Among the many well-known figures associated with Juneteenth, perhaps none has done as much for the cause and to ensure it became legally recognised as a federal holiday than Dr. Opal Lee. For decades, she tirelessly campaigned for 19 June to be declared a national holiday, celebrating the end of slavery in the United States. Her dream was finally realised on 17 June 2021 when President Joe Biden signed Bill S.475 into law and she was alongside him at the White House to witness the event in person.

Opal Lee’s early years

Opal Lee Flakes was born in Marshall, Texas on 7 October 1926 to Mattie and Otis Flakes. She was the eldest of three children - a couple of years older than her brother Otis Lee and four years older than her youngest brother Hugh Bernard. The Flakes family moved to Fort Worth, Texas in 1937 when Opal was 10 years old. Her parents bought a house - 940 East Annie Street, in a almost exclusively white neighbourhood on the southside. Just three days after they had moved into their new home, on 19 June 1939, it was razed to the ground - torched in a deliberate arson attack by a mob of several hundred racists. It would be a significant, pivotal moment in her life although one she has rarely talked about it publicly.

Opal was educated at Cooper Street Elementary School and graduated from I.M. Terrell High School - the city’s first black school, in 1943 (other notable alumni include musicians Ornette Coleman and King Curtis).

She graduated with a BA degree in elementary education from Wiley College in Marshall, Texas in 1953 and returned to Fort Worth where she would spend the next 15 years teaching at Amanda McCoy Elementary School. For the next nine years, she remained in teaching and worked as a home school counselor for Fort Worth Independent School District before taking early retirement in 1977.

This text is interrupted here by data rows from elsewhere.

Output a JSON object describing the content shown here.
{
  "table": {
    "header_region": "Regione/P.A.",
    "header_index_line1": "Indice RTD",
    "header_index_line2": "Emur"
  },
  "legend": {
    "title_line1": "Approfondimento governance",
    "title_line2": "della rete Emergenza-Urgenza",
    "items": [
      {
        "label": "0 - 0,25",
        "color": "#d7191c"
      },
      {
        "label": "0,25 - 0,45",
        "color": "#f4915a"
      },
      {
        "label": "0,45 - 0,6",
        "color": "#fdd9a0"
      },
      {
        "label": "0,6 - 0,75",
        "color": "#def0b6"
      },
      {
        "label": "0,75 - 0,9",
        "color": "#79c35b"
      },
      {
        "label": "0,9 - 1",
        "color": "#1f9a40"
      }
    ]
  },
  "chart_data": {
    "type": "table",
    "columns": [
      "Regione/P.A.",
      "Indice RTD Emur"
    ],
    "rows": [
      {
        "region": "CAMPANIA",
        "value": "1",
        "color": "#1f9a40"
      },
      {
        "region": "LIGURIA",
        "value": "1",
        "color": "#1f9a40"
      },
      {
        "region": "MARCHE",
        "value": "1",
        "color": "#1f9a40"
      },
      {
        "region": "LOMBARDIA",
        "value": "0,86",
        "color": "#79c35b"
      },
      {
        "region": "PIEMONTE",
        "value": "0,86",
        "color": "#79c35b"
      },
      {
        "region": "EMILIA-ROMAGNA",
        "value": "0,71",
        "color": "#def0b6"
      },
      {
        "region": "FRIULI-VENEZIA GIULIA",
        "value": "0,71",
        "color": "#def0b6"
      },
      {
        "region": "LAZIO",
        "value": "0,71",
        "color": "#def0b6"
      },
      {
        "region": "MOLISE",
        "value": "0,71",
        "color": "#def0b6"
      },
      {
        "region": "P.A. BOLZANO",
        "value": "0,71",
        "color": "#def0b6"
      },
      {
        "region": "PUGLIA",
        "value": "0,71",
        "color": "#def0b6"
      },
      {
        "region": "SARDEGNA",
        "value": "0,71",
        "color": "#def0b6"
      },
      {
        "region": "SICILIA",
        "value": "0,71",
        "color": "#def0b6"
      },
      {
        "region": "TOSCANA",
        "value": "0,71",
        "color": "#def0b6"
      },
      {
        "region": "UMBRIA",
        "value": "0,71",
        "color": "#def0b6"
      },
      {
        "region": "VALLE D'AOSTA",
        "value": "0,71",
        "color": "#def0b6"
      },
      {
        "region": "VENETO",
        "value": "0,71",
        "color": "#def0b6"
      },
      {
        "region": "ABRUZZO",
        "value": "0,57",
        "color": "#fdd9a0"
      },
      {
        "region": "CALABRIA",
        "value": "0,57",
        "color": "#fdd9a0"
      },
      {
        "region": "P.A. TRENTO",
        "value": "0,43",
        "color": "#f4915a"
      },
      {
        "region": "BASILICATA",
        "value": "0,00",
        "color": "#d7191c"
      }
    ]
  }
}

Retirement gave Lee more time to dedicate to her local community. She was a founding member of Citizens Concerned with Human Dignity (CCHD) - an initiative set up to help the economically disadvantaged in finding housing in Fort Worth. Her other community work included setting up and managing a food bank which to this day is still up and running and caters for almost 500 families every week.

Opal’s walk

She was always heavily involved in civil rights and the preservation of local African American history and on 19 June 2016, aged 89, she decided “to do something” to draw attention to Juneteenth and make it a nationally recognized holiday. She set off on a 1400-mile walk from Fort Worth to Washington DC. “If an old lady’s walking from Fort Worth to Washington, somebody ought to take notice,” she explained. “And so, I started out doing two and a half miles to symbolize that in Texas, the enslaved didn’t know they were free until two and a half years after the emancipation. I left that church and walked two and a half miles, and the next day. I did several hundred miles before my team decided that wasn’t going to be the way I do it because somebody has promised us an RV (Recreational Vehicle) and they reneged, they decided what I was doing was too cotton-picking political. Political…!!”

But Lee continued with her annual walk well into her 90s, encouraging others to join her and collecting signatures for her petition along the way. Her initial goal was to reach 100,000 petition signatures, but by 2021, the figure stood at over 1.5 million.

Before President Biden signed Bill S.475 last year, 49 states had already recognized Juneteenth and a few months later in December 2021, Opal Lee was awarded an Honorary Doctor of Letters (D.Litt.) in recognition of her work as an educator and civil rights activist.

Today, at 95 years of age, Dr. Lee continues with her good work. This afternoon, hundreds of Texans joined her as she set off on her 2.5 mile walk through Fort Worth to celebrate the first Juneteeth as a federal holiday. She is also dedicated to realizing another of her dreams - the creation of a National Juneteenth Museum. Work on the 50,000-square-foot museum is already underway, right where it all began in Fort Worth’s historic southside and Dr.Lee hopes it will be inaugurated and open to the public on 19 June 2025.

She says she will continue campaigning for Juneteenth “because it means freedom. And we’re not free yet. We’ve got some disparities that need to be addressed. And first, we need to decide we are one body, one people. None of us are free until we are all free”.